Un Ordre Infirmier pour construire l’identité infirmière
15 janvier 2006
Au delà des motivations sociales et culturelles pour créer un Ordre des Infirmières, voici une réflexion de fond sur ses fondements indispensables pour affirmer notre philosophie des soins.
L’infirmière française a parfois des difficultés à se situer, du fait de ses deux filiations divergentes, mais en fait complémentaires :
comme collaboratrice du médecin, elle doit accomplir des actes techniques sur prescription médicale, pour traiter la maladie,
comme éducatrice de santé, elle doit prendre soin de la personne soignée, pour permettre l’expression de son être.
L’infirmière est centrée sur la personne, alors que la pensée médicale se spécialise toujours plus sur l’organe ou la maladie : les deux professions s’éloignent donc progressivement pour des raisons conceptuelles.
L’habilité technique est un préalable indispensable, car on ne peut entrer en relation qu’avec quelqu’un dont on a confiance, mais la prestation infirmière est surtout présence et écoute authentique.
L’infirmière est avant tout là pour rappeler au malade allongé et affaibli, que le fait pour elle d’être debout et dans un uniforme blanc ne lui retire pas sa citoyenneté, qu’il est avant tout un être humain, reconnu comme une personne.
L’infirmière ne bénéficie malheureusement pas encore de la formation universitaire qu’elle réclame depuis les années quatre-vingts, et elle est loin d’avoir les connaissances et les capacités d’analyse des philosophes, mais de part sa fonction première (rappeler l’humanité de la personne, en tant que présence et ouverture au monde) et son vécu quotidien en confrontation avec la maladie et la mort, qui l’amène chaque jour à affronter des questions existentielles, elle incarne une philosophie en action.

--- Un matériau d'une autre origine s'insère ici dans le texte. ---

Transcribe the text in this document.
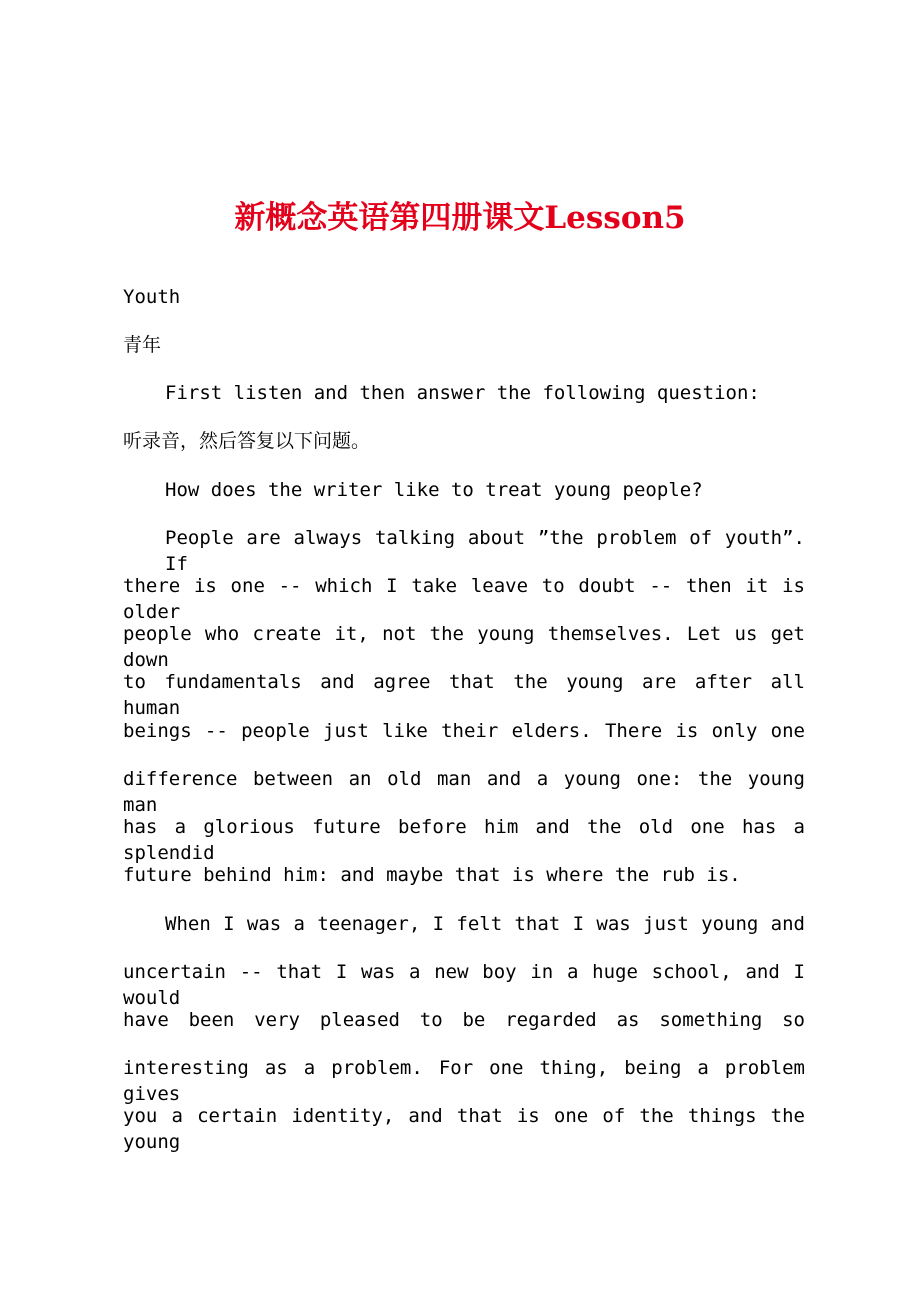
新概念英语第四册课文Lesson5
Youth
青年
First listen and then answer the following question:
听录音，然后答复以下问题。
How does the writer like to treat young people?
People are always talking about ”the problem of youth”. If
there is one -- which I take leave to doubt -- then it is older
people who create it, not the young themselves. Let us get down
to fundamentals and agree that the young are after all human
beings -- people just like their elders. There is only one
difference between an old man and a young one: the young man
has a glorious future before him and the old one has a splendid
future behind him: and maybe that is where the rub is.
When I was a teenager, I felt that I was just young and
uncertain -- that I was a new boy in a huge school, and I would
have been very pleased to be regarded as something so
interesting as a problem. For one thing, being a problem gives
you a certain identity, and that is one of the things the young
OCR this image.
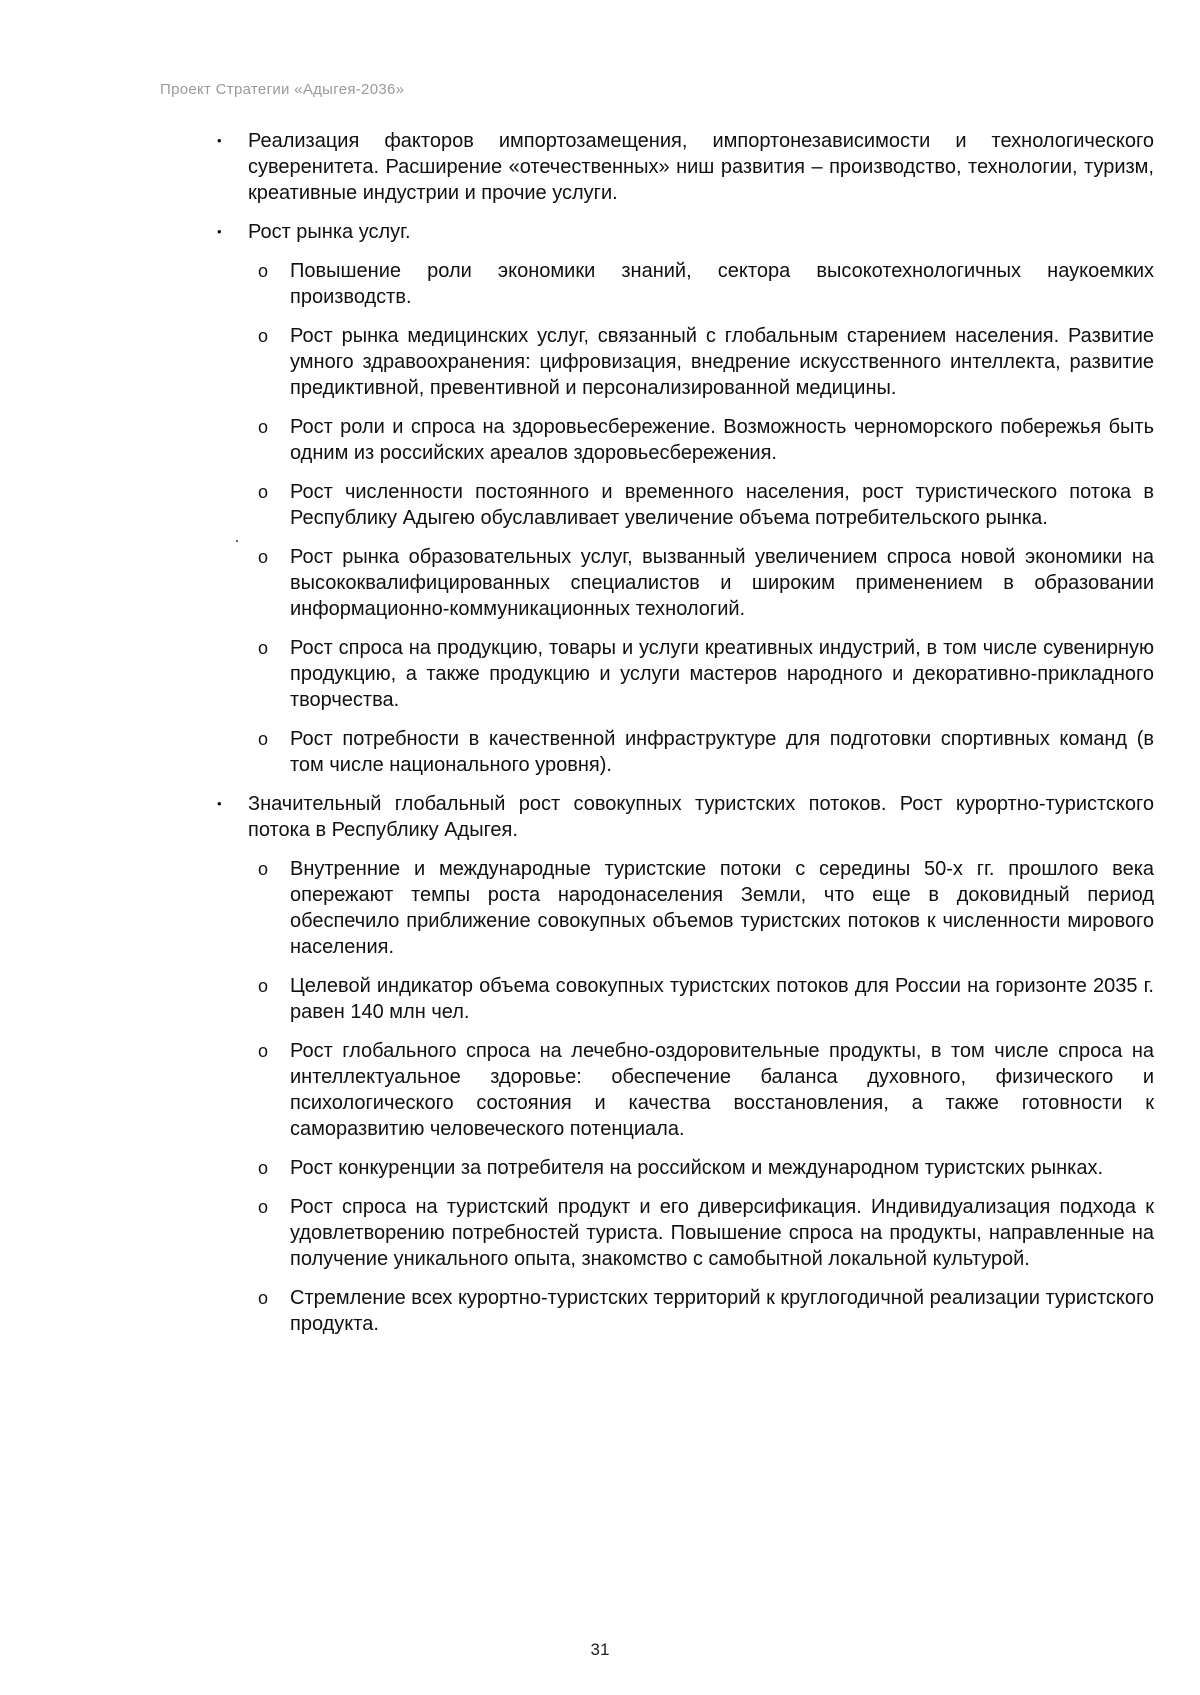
Проект Стратегии «Адыгея-2036»
• Реализация факторов импортозамещения, импортонезависимости и технологического суверенитета. Расширение «отечественных» ниш развития – производство, технологии, туризм, креативные индустрии и прочие услуги.
• Рост рынка услуг.
o Повышение роли экономики знаний, сектора высокотехнологичных наукоемких производств.
o Рост рынка медицинских услуг, связанный с глобальным старением населения. Развитие умного здравоохранения: цифровизация, внедрение искусственного интеллекта, развитие предиктивной, превентивной и персонализированной медицины.
o Рост роли и спроса на здоровьесбережение. Возможность черноморского побережья быть одним из российских ареалов здоровьесбережения.
o Рост численности постоянного и временного населения, рост туристического потока в Республику Адыгею обуславливает увеличение объема потребительского рынка.
o Рост рынка образовательных услуг, вызванный увеличением спроса новой экономики на высококвалифицированных специалистов и широким применением в образовании информационно-коммуникационных технологий.
o Рост спроса на продукцию, товары и услуги креативных индустрий, в том числе сувенирную продукцию, а также продукцию и услуги мастеров народного и декоративно-прикладного творчества.
o Рост потребности в качественной инфраструктуре для подготовки спортивных команд (в том числе национального уровня).
• Значительный глобальный рост совокупных туристских потоков. Рост курортно-туристского потока в Республику Адыгея.
o Внутренние и международные туристские потоки с середины 50-х гг. прошлого века опережают темпы роста народонаселения Земли, что еще в доковидный период обеспечило приближение совокупных объемов туристских потоков к численности мирового населения.
o Целевой индикатор объема совокупных туристских потоков для России на горизонте 2035 г. равен 140 млн чел.
o Рост глобального спроса на лечебно-оздоровительные продукты, в том числе спроса на интеллектуальное здоровье: обеспечение баланса духовного, физического и психологического состояния и качества восстановления, а также готовности к саморазвитию человеческого потенциала.
o Рост конкуренции за потребителя на российском и международном туристских рынках.
o Рост спроса на туристский продукт и его диверсификация. Индивидуализация подхода к удовлетворению потребностей туриста. Повышение спроса на продукты, направленные на получение уникального опыта, знакомство с самобытной локальной культурой.
o Стремление всех курортно-туристских территорий к круглогодичной реализации туристского продукта.
31
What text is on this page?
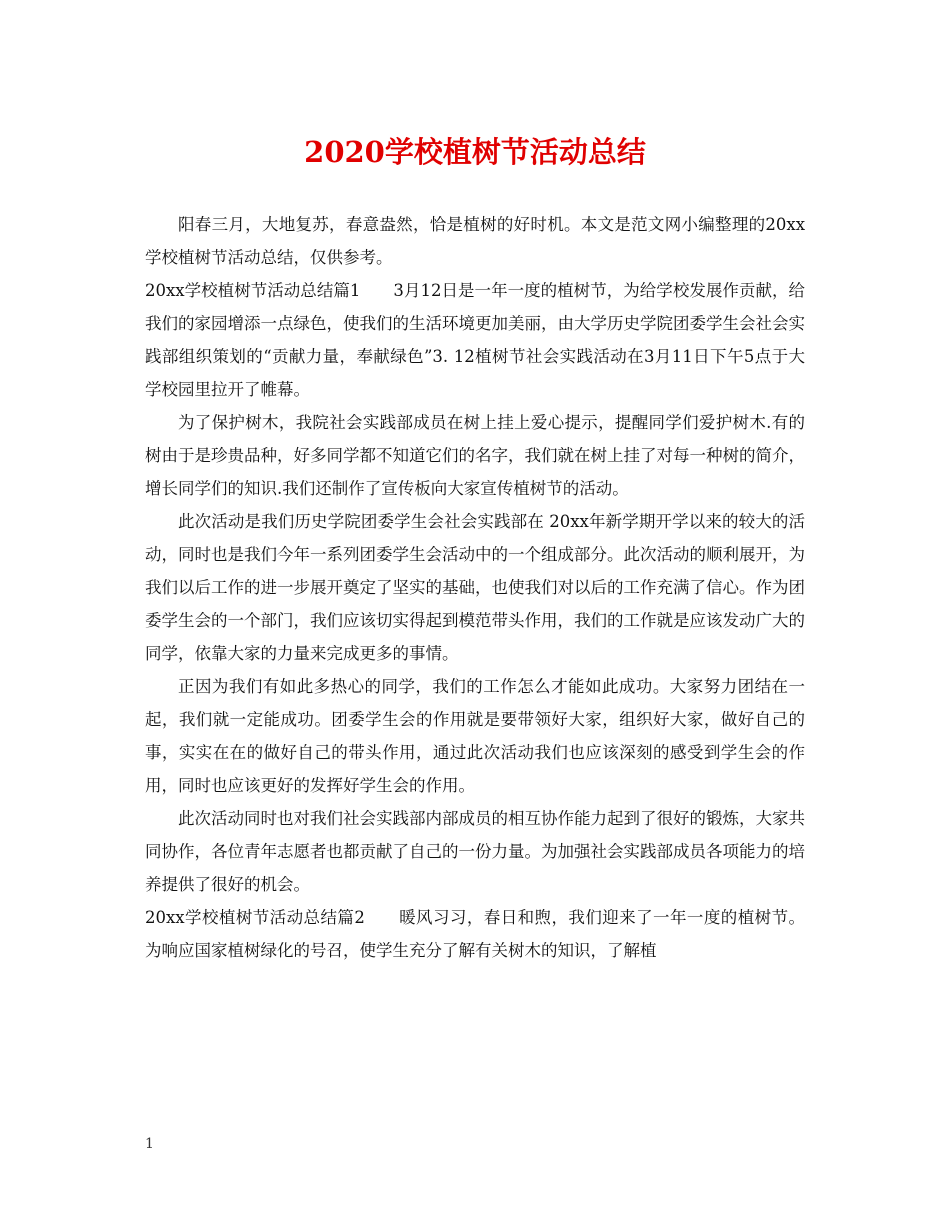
2020学校植树节活动总结

阳春三月，大地复苏，春意盎然，恰是植树的好时机。本文是范文网小编整理的20xx学校植树节活动总结，仅供参考。

20xx学校植树节活动总结篇1　　3月12日是一年一度的植树节，为给学校发展作贡献，给我们的家园增添一点绿色，使我们的生活环境更加美丽，由大学历史学院团委学生会社会实践部组织策划的“贡献力量，奉献绿色”3. 12植树节社会实践活动在3月11日下午5点于大学校园里拉开了帷幕。

为了保护树木，我院社会实践部成员在树上挂上爱心提示，提醒同学们爱护树木.有的树由于是珍贵品种，好多同学都不知道它们的名字，我们就在树上挂了对每一种树的简介，增长同学们的知识.我们还制作了宣传板向大家宣传植树节的活动。

此次活动是我们历史学院团委学生会社会实践部在 20xx年新学期开学以来的较大的活动，同时也是我们今年一系列团委学生会活动中的一个组成部分。此次活动的顺利展开，为我们以后工作的进一步展开奠定了坚实的基础，也使我们对以后的工作充满了信心。作为团委学生会的一个部门，我们应该切实得起到模范带头作用，我们的工作就是应该发动广大的同学，依靠大家的力量来完成更多的事情。

正因为我们有如此多热心的同学，我们的工作怎么才能如此成功。大家努力团结在一起，我们就一定能成功。团委学生会的作用就是要带领好大家，组织好大家，做好自己的事，实实在在的做好自己的带头作用，通过此次活动我们也应该深刻的感受到学生会的作用，同时也应该更好的发挥好学生会的作用。

此次活动同时也对我们社会实践部内部成员的相互协作能力起到了很好的锻炼，大家共同协作，各位青年志愿者也都贡献了自己的一份力量。为加强社会实践部成员各项能力的培养提供了很好的机会。

20xx学校植树节活动总结篇2　　暖风习习，春日和煦，我们迎来了一年一度的植树节。为响应国家植树绿化的号召，使学生充分了解有关树木的知识，了解植

1
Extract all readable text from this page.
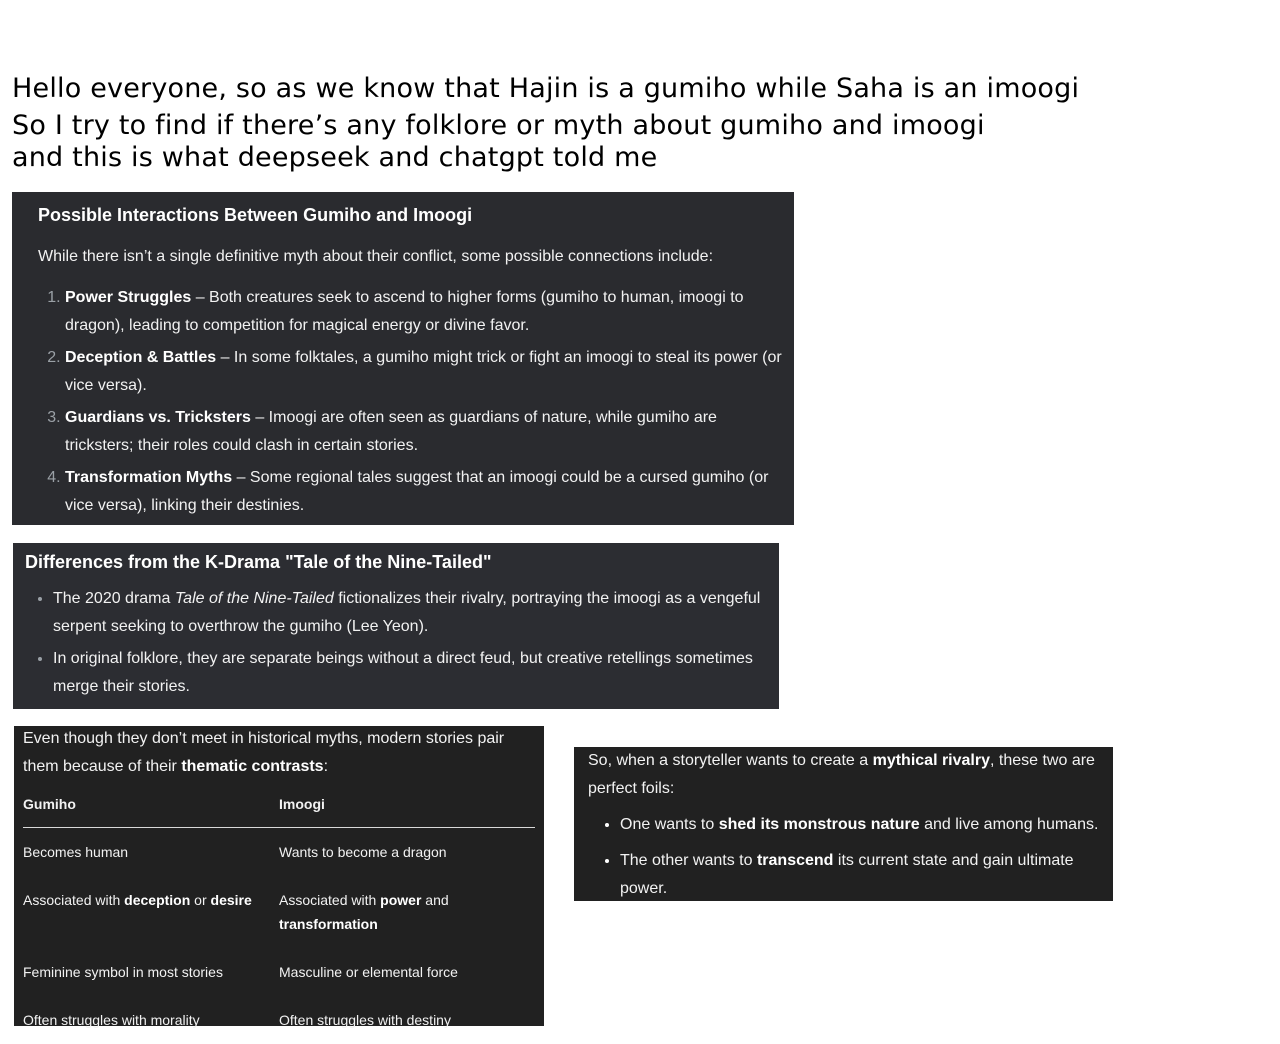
Hello everyone, so as we know that Hajin is a gumiho while Saha is an imoogi
So I try to find if there’s any folklore or myth about gumiho and imoogi
and this is what deepseek and chatgpt told me
Possible Interactions Between Gumiho and Imoogi

While there isn’t a single definitive myth about their conflict, some possible connections include:

1. Power Struggles – Both creatures seek to ascend to higher forms (gumiho to human, imoogi to dragon), leading to competition for magical energy or divine favor.
2. Deception & Battles – In some folktales, a gumiho might trick or fight an imoogi to steal its power (or vice versa).
3. Guardians vs. Tricksters – Imoogi are often seen as guardians of nature, while gumiho are tricksters; their roles could clash in certain stories.
4. Transformation Myths – Some regional tales suggest that an imoogi could be a cursed gumiho (or vice versa), linking their destinies.
Differences from the K-Drama "Tale of the Nine-Tailed"
• The 2020 drama Tale of the Nine-Tailed fictionalizes their rivalry, portraying the imoogi as a vengeful serpent seeking to overthrow the gumiho (Lee Yeon).
• In original folklore, they are separate beings without a direct feud, but creative retellings sometimes merge their stories.

Even though they don’t meet in historical myths, modern stories pair them because of their thematic contrasts:

Gumiho	Imoogi
Becomes human	Wants to become a dragon
Associated with deception or desire	Associated with power and transformation
Feminine symbol in most stories	Masculine or elemental force
Often struggles with morality	Often struggles with destiny

So, when a storyteller wants to create a mythical rivalry, these two are perfect foils:

• One wants to shed its monstrous nature and live among humans.
• The other wants to transcend its current state and gain ultimate power.
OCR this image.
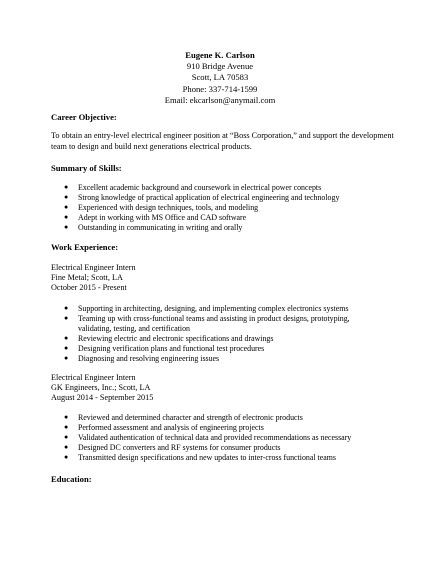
Eugene K. Carlson
910 Bridge Avenue
Scott, LA 70583
Phone: 337-714-1599
Email: ekcarlson@anymail.com
Career Objective:
To obtain an entry-level electrical engineer position at “Boss Corporation,” and support the development team to design and build next generations electrical products.
Summary of Skills:
● Excellent academic background and coursework in electrical power concepts
● Strong knowledge of practical application of electrical engineering and technology
● Experienced with design techniques, tools, and modeling
● Adept in working with MS Office and CAD software
● Outstanding in communicating in writing and orally
Work Experience:
Electrical Engineer Intern
Fine Metal; Scott, LA
October 2015 - Present
● Supporting in architecting, designing, and implementing complex electronics systems
● Teaming up with cross-functional teams and assisting in product designs, prototyping, validating, testing, and certification
● Reviewing electric and electronic specifications and drawings
● Designing verification plans and functional test procedures
● Diagnosing and resolving engineering issues
Electrical Engineer Intern
GK Engineers, Inc.; Scott, LA
August 2014 - September 2015
● Reviewed and determined character and strength of electronic products
● Performed assessment and analysis of engineering projects
● Validated authentication of technical data and provided recommendations as necessary
● Designed DC converters and RF systems for consumer products
● Transmitted design specifications and new updates to inter-cross functional teams
Education:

Le philosophe est un penseur, l’infirmière est un acteur de la philosophie, même si elle n’a pas toujours les moyens de philosopher.
Pour être reconnue, la profession a besoin de formaliser un savoir resté dans le domaine de la transmission orale. Elle doit donc se doter de méthodes d’analyse, mais en se gardant bien de confondre la fin et les moyens, alors que trop souvent on privilégie les instruments au dépens du sens. Les normes et protocoles sont des outils, mais le discernement constitue le meilleur guide de l’action pour mettre en oeuvre les compétences acquises et les savoirs enseignés, car il relève de la connaissance sensible, de l’intuition spontanée, de la réflexion, de la capacité d’adaptation et d’anticipation.
Dans les soins infirmiers, tous les concepts actuels sont anglo-saxons : pour éviter la barrière culturelle, il faut se doter d’une théorie en soins infirmiers francophone. Si elle n’existe pas encore, c’est faute de moyens humains, financiers et logistiques. Car les théories ne se découvrent pas, elles sont crées par des intellectuels. Et pour pouvoir théoriser, il faut être capable :
de se dégager de l’emprise des modèles médicaux, or l’imagination demande de l’autonomie,
de conceptualiser, or l’infirmière ne dispose pas d’une formation universitaire,
de tester ses hypothèses, ce qui demande du temps, de l’argent, des équipes de chercheurs, or il n’y a pas d’organisme pour la recherche en soins infirmiers.
C’est pourquoi les responsables infirmiers fondent tous leurs espoirs dans la création d’un Ordre Infirmier. Ce ne sont pas les structures qui font les hommes, mais la volonté de leurs adhérents qui les aide à progresser dans le sens du service du bien commun.
Au delà du gage de reconnaissance octroyé par la représentation nationale aux infirmières, c’est le symbole d’une volonté politique d’affirmer leur place dans le système de santé, au service des citoyens.
Car si l’on freine tellement la reconnaissance de cette profession, c’est peut-être parce qu’elle place la personne soignée au centre du système de santé.
Si l’infirmière était reconnue, alors le malade aussi pourrait l’être : ce ne serait plus un "patient", docile devant le médecin tout puissant, et livré au bon vouloir des orientations et restructurations décidées par la technostructure.